Titus put his hands in his pockets.

"Are you talking—"

"Sort of."

"And her brother's going to Canada, isn't he?"

"Yes."

"So she feels a bit, well, abandoned—"

"Yes," Steve said. He unlocked his hands and leaned forward. He said, "It wasn't you. I had to tell her anyway."

"I don't know," Titus said. "I don't know about all this soul-bearing. I wasn't brought up to it. I shouldn't think my parents
have ever talked about love in their lives."

"And have they been faithful to each other?"

Titus shrugged.

"Haven't the faintest. Don't want to think about it."

"Well, Nathalie is the kind of person who does. And so am I."

Titus gave him a quick glance.

"So there's a long way to go."

"Yes."

Titus took his hands out of his pockets and gestured towards the rest of the room.

"What about this?"

Steve stood up slowly.

He said, "Maybe it will have to go." He took a breath, thinking of Meera, and then he said, "I've neglected it."

Titus took a few steps away and then said, his back to Steve, "I could stay."

"You what?"

"I could stay. If you like."

"Well—"

"You're a nightmare to work for," Titus said, "but I like what you do."

"Thanks."

"And to be honest, I'm not in a mood to start looking, I'm not in a mood to go to London and chance my arm."

"Titus," Steve said, "it mightn't work. It might have gone too far to rescue."

"We could start again. We could be bloody associates."

"I don't know. I can't promise you anything. I can't even plan anything until I get down to a cold-towel session—"

Titus turned round.

"Are you turning me down?"

"I think so."

"What kind of stupid death wish is this?"

"Maybe," Steve said slowly, "I have to do something with Nathalie now. Maybe, if she'll agree, we'll have to rethink everything,
including how the money's earned."

"Don't you think," Titus said angrily, "that you
owe
me something?"

"An apology, yes. But not a job."

"
Jesus,
" Titus said.

Steve moved forward. He put a hand on Titus's arm.

He said, "I couldn't handle you now.

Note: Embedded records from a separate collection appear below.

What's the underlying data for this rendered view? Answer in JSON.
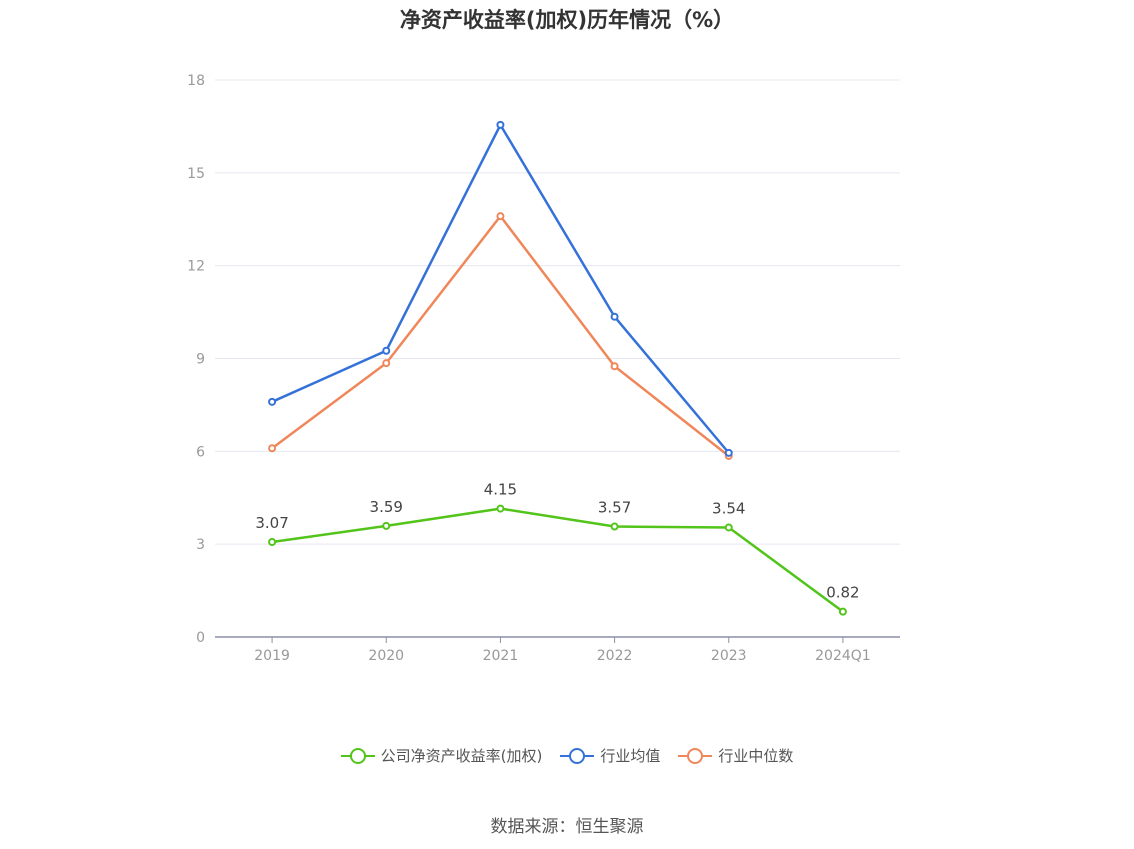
{
  "chart_data": {
    "type": "line",
    "title": "净资产收益率(加权)历年情况（%）",
    "categories": [
      "2019",
      "2020",
      "2021",
      "2022",
      "2023",
      "2024Q1"
    ],
    "ylim": [
      0,
      18
    ],
    "yticks": [
      0,
      3,
      6,
      9,
      12,
      15,
      18
    ],
    "grid": true,
    "legend_position": "bottom",
    "series": [
      {
        "name": "公司净资产收益率(加权)",
        "color": "#52c41a",
        "values": [
          3.07,
          3.59,
          4.15,
          3.57,
          3.54,
          0.82
        ],
        "show_labels": true
      },
      {
        "name": "行业均值",
        "color": "#3471d9",
        "values": [
          7.6,
          9.25,
          16.55,
          10.35,
          5.95,
          null
        ],
        "show_labels": false
      },
      {
        "name": "行业中位数",
        "color": "#f0875a",
        "values": [
          6.1,
          8.85,
          13.6,
          8.75,
          5.85,
          null
        ],
        "show_labels": false
      }
    ]
  },
  "source": "数据来源：恒生聚源"
}
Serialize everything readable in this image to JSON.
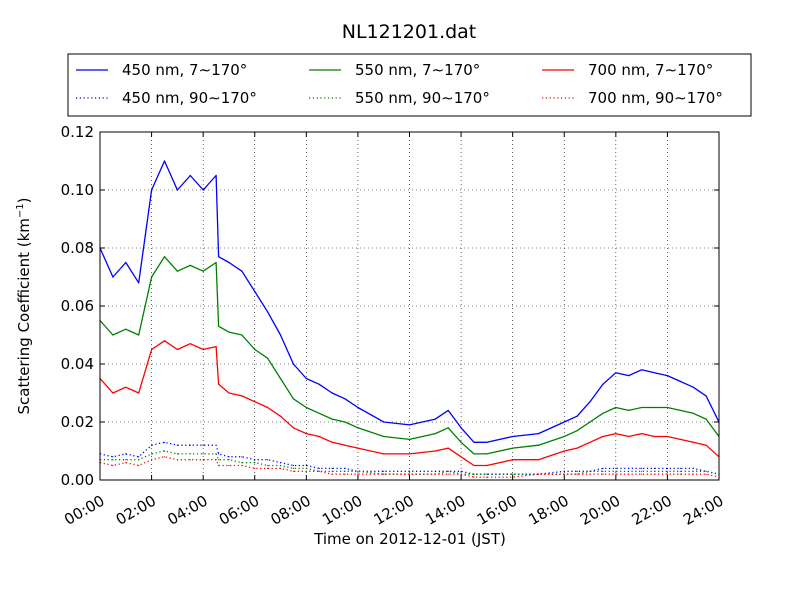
{
  "chart_data": {
    "type": "line",
    "title": "NL121201.dat",
    "xlabel": "Time on 2012-12-01 (JST)",
    "ylabel_main": "Scattering Coefficient (km",
    "ylabel_sup": "−1",
    "ylabel_close": ")",
    "xlim": [
      0,
      24
    ],
    "ylim": [
      0,
      0.12
    ],
    "x_ticks": [
      0,
      2,
      4,
      6,
      8,
      10,
      12,
      14,
      16,
      18,
      20,
      22,
      24
    ],
    "x_tick_labels": [
      "00:00",
      "02:00",
      "04:00",
      "06:00",
      "08:00",
      "10:00",
      "12:00",
      "14:00",
      "16:00",
      "18:00",
      "20:00",
      "22:00",
      "24:00"
    ],
    "y_ticks": [
      0,
      0.02,
      0.04,
      0.06,
      0.08,
      0.1,
      0.12
    ],
    "y_tick_labels": [
      "0.00",
      "0.02",
      "0.04",
      "0.06",
      "0.08",
      "0.10",
      "0.12"
    ],
    "grid": true,
    "legend_position": "top",
    "x": [
      0,
      0.5,
      1,
      1.5,
      2,
      2.5,
      3,
      3.5,
      4,
      4.5,
      4.6,
      5,
      5.5,
      6,
      6.5,
      7,
      7.5,
      8,
      8.5,
      9,
      9.5,
      10,
      11,
      12,
      13,
      13.5,
      14,
      14.5,
      15,
      16,
      17,
      18,
      18.5,
      19,
      19.5,
      20,
      20.5,
      21,
      21.5,
      22,
      22.5,
      23,
      23.5,
      24
    ],
    "series": [
      {
        "name": "450 nm, 7∼170°",
        "color": "#0000ff",
        "dash": "solid",
        "values": [
          0.08,
          0.07,
          0.075,
          0.068,
          0.1,
          0.11,
          0.1,
          0.105,
          0.1,
          0.105,
          0.077,
          0.075,
          0.072,
          0.065,
          0.058,
          0.05,
          0.04,
          0.035,
          0.033,
          0.03,
          0.028,
          0.025,
          0.02,
          0.019,
          0.021,
          0.024,
          0.018,
          0.013,
          0.013,
          0.015,
          0.016,
          0.02,
          0.022,
          0.027,
          0.033,
          0.037,
          0.036,
          0.038,
          0.037,
          0.036,
          0.034,
          0.032,
          0.029,
          0.02
        ]
      },
      {
        "name": "550 nm, 7∼170°",
        "color": "#008000",
        "dash": "solid",
        "values": [
          0.055,
          0.05,
          0.052,
          0.05,
          0.07,
          0.077,
          0.072,
          0.074,
          0.072,
          0.075,
          0.053,
          0.051,
          0.05,
          0.045,
          0.042,
          0.035,
          0.028,
          0.025,
          0.023,
          0.021,
          0.02,
          0.018,
          0.015,
          0.014,
          0.016,
          0.018,
          0.013,
          0.009,
          0.009,
          0.011,
          0.012,
          0.015,
          0.017,
          0.02,
          0.023,
          0.025,
          0.024,
          0.025,
          0.025,
          0.025,
          0.024,
          0.023,
          0.021,
          0.015
        ]
      },
      {
        "name": "700 nm, 7∼170°",
        "color": "#ff0000",
        "dash": "solid",
        "values": [
          0.035,
          0.03,
          0.032,
          0.03,
          0.045,
          0.048,
          0.045,
          0.047,
          0.045,
          0.046,
          0.033,
          0.03,
          0.029,
          0.027,
          0.025,
          0.022,
          0.018,
          0.016,
          0.015,
          0.013,
          0.012,
          0.011,
          0.009,
          0.009,
          0.01,
          0.011,
          0.008,
          0.005,
          0.005,
          0.007,
          0.007,
          0.01,
          0.011,
          0.013,
          0.015,
          0.016,
          0.015,
          0.016,
          0.015,
          0.015,
          0.014,
          0.013,
          0.012,
          0.008
        ]
      },
      {
        "name": "450 nm, 90∼170°",
        "color": "#0000ff",
        "dash": "dotted",
        "values": [
          0.009,
          0.008,
          0.009,
          0.008,
          0.012,
          0.013,
          0.012,
          0.012,
          0.012,
          0.012,
          0.009,
          0.008,
          0.008,
          0.007,
          0.007,
          0.006,
          0.005,
          0.005,
          0.004,
          0.004,
          0.004,
          0.003,
          0.003,
          0.003,
          0.003,
          0.003,
          0.003,
          0.002,
          0.002,
          0.002,
          0.002,
          0.003,
          0.003,
          0.003,
          0.004,
          0.004,
          0.004,
          0.004,
          0.004,
          0.004,
          0.004,
          0.004,
          0.003,
          0.002
        ]
      },
      {
        "name": "550 nm, 90∼170°",
        "color": "#008000",
        "dash": "dotted",
        "values": [
          0.007,
          0.007,
          0.007,
          0.007,
          0.009,
          0.01,
          0.009,
          0.009,
          0.009,
          0.009,
          0.007,
          0.007,
          0.006,
          0.006,
          0.005,
          0.005,
          0.004,
          0.004,
          0.003,
          0.003,
          0.003,
          0.003,
          0.002,
          0.002,
          0.002,
          0.003,
          0.002,
          0.002,
          0.002,
          0.002,
          0.002,
          0.002,
          0.002,
          0.003,
          0.003,
          0.003,
          0.003,
          0.003,
          0.003,
          0.003,
          0.003,
          0.003,
          0.003,
          0.002
        ]
      },
      {
        "name": "700 nm, 90∼170°",
        "color": "#ff0000",
        "dash": "dotted",
        "values": [
          0.006,
          0.005,
          0.006,
          0.005,
          0.007,
          0.008,
          0.007,
          0.007,
          0.007,
          0.007,
          0.005,
          0.005,
          0.005,
          0.004,
          0.004,
          0.004,
          0.003,
          0.003,
          0.003,
          0.002,
          0.002,
          0.002,
          0.002,
          0.002,
          0.002,
          0.002,
          0.002,
          0.001,
          0.001,
          0.001,
          0.002,
          0.002,
          0.002,
          0.002,
          0.002,
          0.002,
          0.002,
          0.002,
          0.002,
          0.002,
          0.002,
          0.002,
          0.002,
          0.001
        ]
      }
    ],
    "legend_order": [
      0,
      1,
      2,
      3,
      4,
      5
    ]
  }
}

I'd like to, but I couldn't."

Titus glanced at him.

"At least that's honest."

Steve said nothing. Titus moved his arm and stepped away towards the door.

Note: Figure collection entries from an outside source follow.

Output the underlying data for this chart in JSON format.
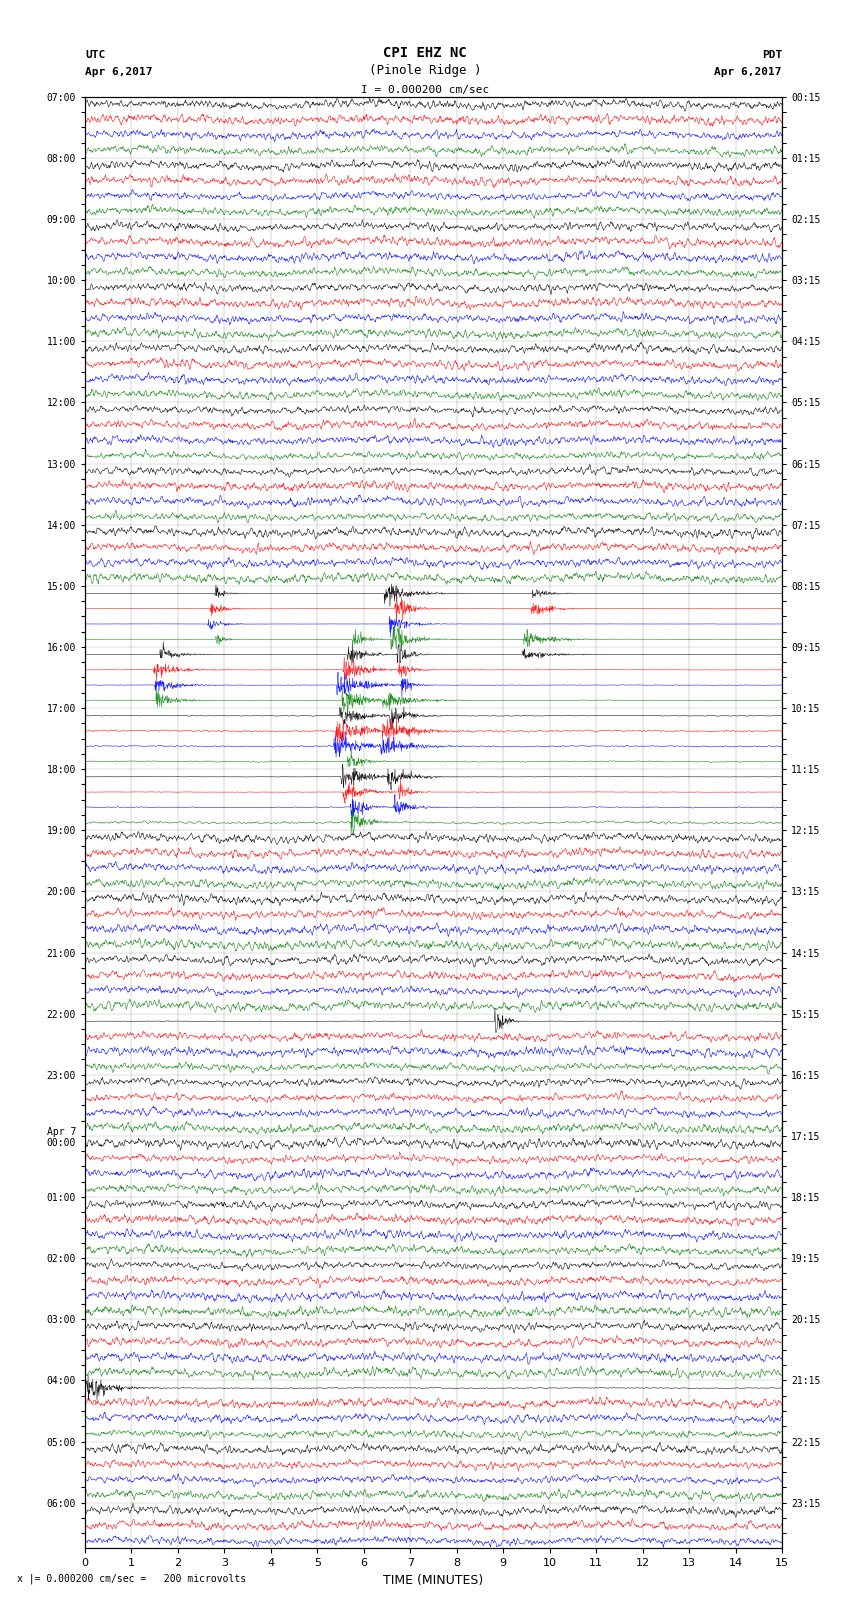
{
  "title_line1": "CPI EHZ NC",
  "title_line2": "(Pinole Ridge )",
  "scale_text": "I = 0.000200 cm/sec",
  "left_label": "UTC",
  "left_date": "Apr 6,2017",
  "right_label": "PDT",
  "right_date": "Apr 6,2017",
  "bottom_note": "x |= 0.000200 cm/sec =   200 microvolts",
  "xlabel": "TIME (MINUTES)",
  "time_min": 0,
  "time_max": 15,
  "xticks": [
    0,
    1,
    2,
    3,
    4,
    5,
    6,
    7,
    8,
    9,
    10,
    11,
    12,
    13,
    14,
    15
  ],
  "utc_labels": [
    "07:00",
    "",
    "",
    "",
    "08:00",
    "",
    "",
    "",
    "09:00",
    "",
    "",
    "",
    "10:00",
    "",
    "",
    "",
    "11:00",
    "",
    "",
    "",
    "12:00",
    "",
    "",
    "",
    "13:00",
    "",
    "",
    "",
    "14:00",
    "",
    "",
    "",
    "15:00",
    "",
    "",
    "",
    "16:00",
    "",
    "",
    "",
    "17:00",
    "",
    "",
    "",
    "18:00",
    "",
    "",
    "",
    "19:00",
    "",
    "",
    "",
    "20:00",
    "",
    "",
    "",
    "21:00",
    "",
    "",
    "",
    "22:00",
    "",
    "",
    "",
    "23:00",
    "",
    "",
    "",
    "Apr 7\n00:00",
    "",
    "",
    "",
    "01:00",
    "",
    "",
    "",
    "02:00",
    "",
    "",
    "",
    "03:00",
    "",
    "",
    "",
    "04:00",
    "",
    "",
    "",
    "05:00",
    "",
    "",
    "",
    "06:00",
    "",
    ""
  ],
  "pdt_labels": [
    "00:15",
    "",
    "",
    "",
    "01:15",
    "",
    "",
    "",
    "02:15",
    "",
    "",
    "",
    "03:15",
    "",
    "",
    "",
    "04:15",
    "",
    "",
    "",
    "05:15",
    "",
    "",
    "",
    "06:15",
    "",
    "",
    "",
    "07:15",
    "",
    "",
    "",
    "08:15",
    "",
    "",
    "",
    "09:15",
    "",
    "",
    "",
    "10:15",
    "",
    "",
    "",
    "11:15",
    "",
    "",
    "",
    "12:15",
    "",
    "",
    "",
    "13:15",
    "",
    "",
    "",
    "14:15",
    "",
    "",
    "",
    "15:15",
    "",
    "",
    "",
    "16:15",
    "",
    "",
    "",
    "17:15",
    "",
    "",
    "",
    "18:15",
    "",
    "",
    "",
    "19:15",
    "",
    "",
    "",
    "20:15",
    "",
    "",
    "",
    "21:15",
    "",
    "",
    "",
    "22:15",
    "",
    "",
    "",
    "23:15",
    "",
    ""
  ],
  "colors": [
    "black",
    "red",
    "blue",
    "green"
  ],
  "background_color": "white",
  "n_rows": 95,
  "figwidth": 8.5,
  "figheight": 16.13,
  "dpi": 100
}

"So it's the open road for me."

"Yes."

"Will you write me a reference with bells on?"

"Of course."

Titus paused in the doorway. He gave a quick look at the photographs hanging on the wall beside Steve's desk.

He said, "You're a lucky sod. You always were," and then he went out onto the staircase and slammed the door behind him.

Steve walked down the length of the studio, and looked down into the street. He saw Titus pause on the pavement below him
and collect himself for a moment, squaring his shoulders, lifting his chin. And then he saw him walk purposefully out across
the road, deliberately not looking, deliberately making a car swerve to avoid him. And then he crossed the far pavement and
vanished into an alley that led to the center of town.